U.S. Department of Justice: Building and Enhancing Partnerships to Support Incarcerated Survivors of Sexual AbuseDeadline: July 25, 2016
The U.S. Department of Justice seeks to support the development and enhancement of partnerships between correctional agencies and community-based victim service providers with the goal of increasing access to outside support services for incarcerated survivors of sexual abuse.

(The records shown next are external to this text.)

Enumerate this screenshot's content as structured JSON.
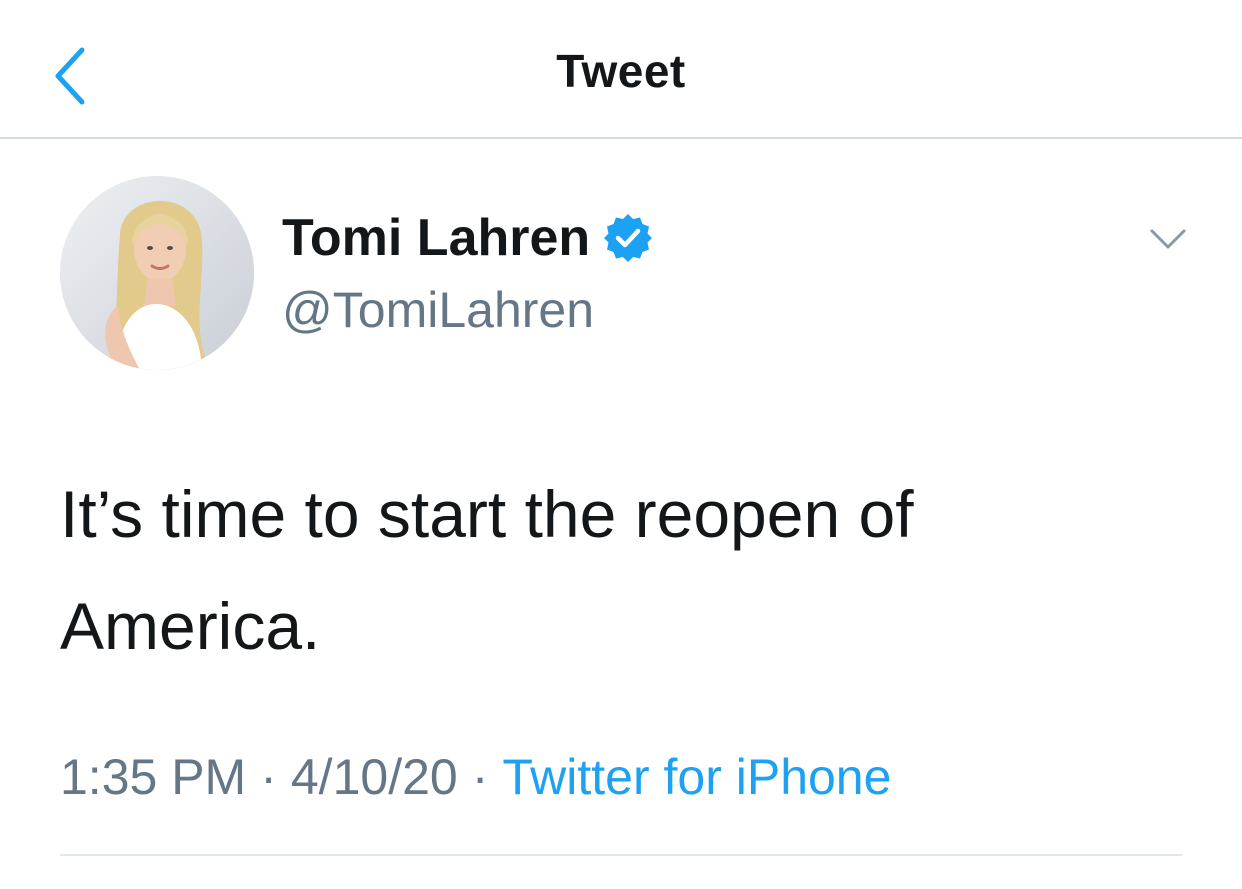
{
  "nav": {
    "title": "Tweet",
    "back_icon": "chevron-left-icon"
  },
  "tweet": {
    "author": {
      "display_name": "Tomi Lahren",
      "username": "@TomiLahren",
      "verified": true,
      "verified_icon": "verified-badge-icon"
    },
    "text": "It’s time to start the reopen of America.",
    "time": "1:35 PM",
    "date": "4/10/20",
    "separator": "·",
    "source": "Twitter for iPhone",
    "more_icon": "chevron-down-icon"
  },
  "colors": {
    "accent": "#1da1f2",
    "text_primary": "#14171a",
    "text_secondary": "#657786",
    "divider": "#e1e8ed"
  }
}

In 2003, the Prison Rape Elimination Act (PREA) was passed with the objective of eliminating prison rape. In 2012, the U.S. Department of Justice released the Prison Rape Elimination Act (PREA) final rule (“Rule”). One of the requirements under the PREA Rule is that correctional agencies must attempt to make available to incarcerated survivors an advocate from a rape crisis center. Correctional agencies are encouraged to enter into an agreement with a rape crisis center to afford incarcerated survivors an opportunity to receive services from a trained advocate with background and expertise in providing sexual assault advocacy services.

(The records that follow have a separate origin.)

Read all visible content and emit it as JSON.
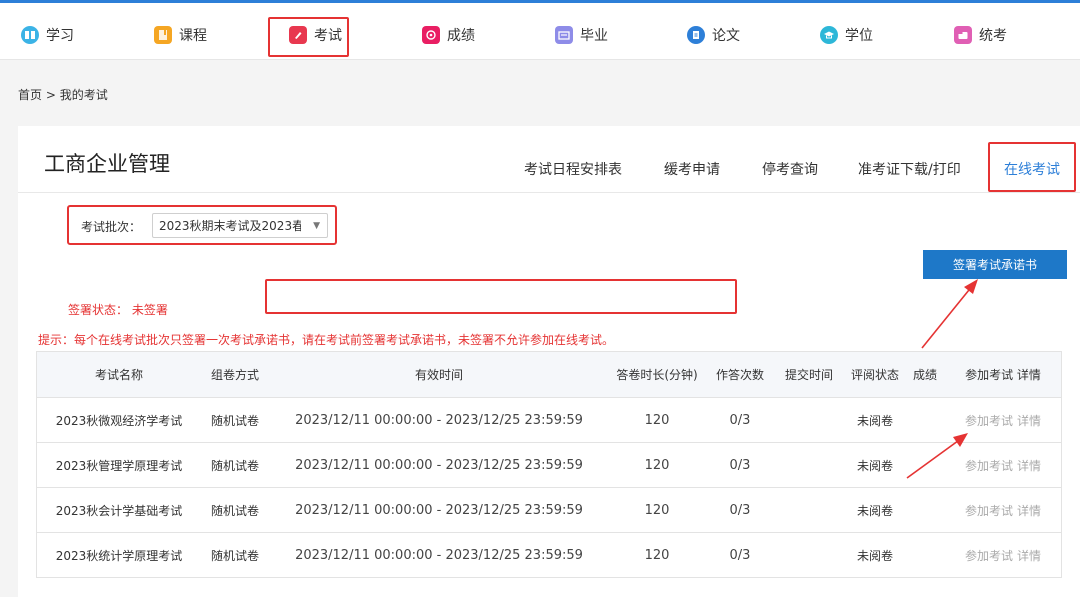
{
  "nav": {
    "items": [
      {
        "label": "学习",
        "icon": "study-icon",
        "color": "#3bb3e6"
      },
      {
        "label": "课程",
        "icon": "course-icon",
        "color": "#f5a623"
      },
      {
        "label": "考试",
        "icon": "exam-icon",
        "color": "#e8384f"
      },
      {
        "label": "成绩",
        "icon": "score-icon",
        "color": "#e91e63"
      },
      {
        "label": "毕业",
        "icon": "graduation-icon",
        "color": "#8e8ce8"
      },
      {
        "label": "论文",
        "icon": "thesis-icon",
        "color": "#2d7fd8"
      },
      {
        "label": "学位",
        "icon": "degree-cap-icon",
        "color": "#2db7d8"
      },
      {
        "label": "统考",
        "icon": "unified-exam-icon",
        "color": "#e05fb4"
      }
    ],
    "active": "考试"
  },
  "breadcrumb": {
    "home": "首页",
    "separator": ">",
    "current": "我的考试"
  },
  "course": {
    "title": "工商企业管理"
  },
  "tabs": [
    {
      "label": "考试日程安排表"
    },
    {
      "label": "缓考申请"
    },
    {
      "label": "停考查询"
    },
    {
      "label": "准考证下载/打印"
    },
    {
      "label": "在线考试"
    }
  ],
  "batch": {
    "label": "考试批次：",
    "selected": "2023秋期末考试及2023春"
  },
  "sign_button": {
    "label": "签署考试承诺书"
  },
  "sign_status": {
    "text": "签署状态： 未签署"
  },
  "notice": {
    "text": "提示：每个在线考试批次只签署一次考试承诺书，请在考试前签署考试承诺书，未签署不允许参加在线考试。"
  },
  "table": {
    "headers": {
      "name": "考试名称",
      "mode": "组卷方式",
      "time": "有效时间",
      "duration": "答卷时长(分钟)",
      "attempts": "作答次数",
      "submit": "提交时间",
      "review": "评阅状态",
      "score": "成绩",
      "action": "参加考试 详情"
    },
    "rows": [
      {
        "name": "2023秋微观经济学考试",
        "mode": "随机试卷",
        "time": "2023/12/11 00:00:00 - 2023/12/25 23:59:59",
        "duration": "120",
        "attempts": "0/3",
        "submit": "",
        "review": "未阅卷",
        "score": "",
        "join": "参加考试",
        "detail": "详情"
      },
      {
        "name": "2023秋管理学原理考试",
        "mode": "随机试卷",
        "time": "2023/12/11 00:00:00 - 2023/12/25 23:59:59",
        "duration": "120",
        "attempts": "0/3",
        "submit": "",
        "review": "未阅卷",
        "score": "",
        "join": "参加考试",
        "detail": "详情"
      },
      {
        "name": "2023秋会计学基础考试",
        "mode": "随机试卷",
        "time": "2023/12/11 00:00:00 - 2023/12/25 23:59:59",
        "duration": "120",
        "attempts": "0/3",
        "submit": "",
        "review": "未阅卷",
        "score": "",
        "join": "参加考试",
        "detail": "详情"
      },
      {
        "name": "2023秋统计学原理考试",
        "mode": "随机试卷",
        "time": "2023/12/11 00:00:00 - 2023/12/25 23:59:59",
        "duration": "120",
        "attempts": "0/3",
        "submit": "",
        "review": "未阅卷",
        "score": "",
        "join": "参加考试",
        "detail": "详情"
      }
    ]
  },
  "colors": {
    "accent": "#2d7fd8",
    "annotation": "#e53333",
    "button": "#1e78c8"
  }
}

To date, many correctional facilities have not developed partnerships with victim service organizations to provide these services. Currently, there are a limited number of facilities that have partnered with victim service providers to ensure that incarcerated survivors of sexual assault are receiving services as recommended in the PREA standards. Additionally, according to the National PREA Resource Center, many rape crisis or similar victim service organizations experience significant challenges in providing services to incarcerated survivors. The challenges include: a lack of resources and capacity on the part of rape crisis centers, including lack of funding to support victim services and to coordinate with corrections; a lack of staff resources to partner to develop and implement victim services in corrections; and a lack of participation by correctional facilities. For many rape crisis centers or similar victim service providers, increasing client volume and the logistical complexity of providing services to incarcerated survivors, especially without financial resources, are also significant challenges.

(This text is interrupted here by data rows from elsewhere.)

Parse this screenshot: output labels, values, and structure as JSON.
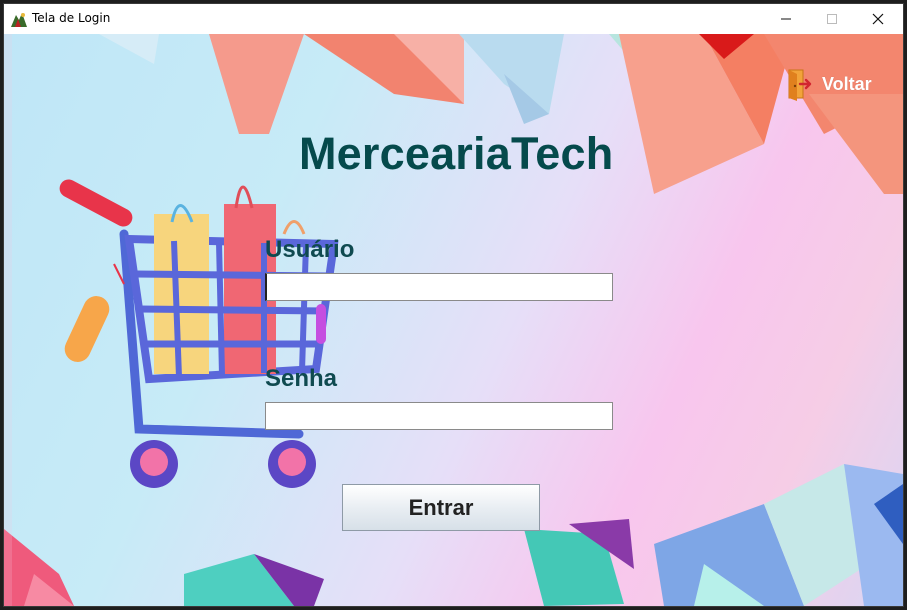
{
  "window": {
    "title": "Tela de Login"
  },
  "header": {
    "back_label": "Voltar",
    "brand": "MerceariaTech"
  },
  "form": {
    "username_label": "Usuário",
    "username_value": "",
    "password_label": "Senha",
    "password_value": "",
    "submit_label": "Entrar"
  },
  "colors": {
    "brand_text": "#054a4c",
    "label_text": "#0f4a50",
    "back_text": "#ffffff"
  },
  "icons": {
    "back": "exit-door-icon",
    "app": "app-icon",
    "illustration": "shopping-cart-icon"
  }
}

Under this grant, selected victim service organizations shall:
- Partner with underserved correctional agencies (agencies that do not already have formalized partnerships with victim service providers), including, but not limited to, local jails, local juvenile facilities, and community confinement facilities
- Collaborate with the partner correction agency to develop agreed-upon victim advocacy services, response protocols, and method of delivering services
- Cross-train victim service and correction facilities staff on the provision and delivery of victim services to incarcerated survivors
- Work with the facility to provide inmate education about the availability of victim services
- Develop a program plan for implementation
- Provide direct services to incarcerated survivors
- Prepare a plan for program sustainability
Amount: Up to $1,200,000 is available for four awards of $300,000 each, per year, for up to four years.
Eligibility: Nonprofit organizations, including tribal nonprofit organizations. Applicants should have demonstrated knowledge of and experience with providing support services to victims of sexual abuse and/or rape crisis coalitions, and a strong desire to provide victim support services to incarcerated survivors of sexual abuse.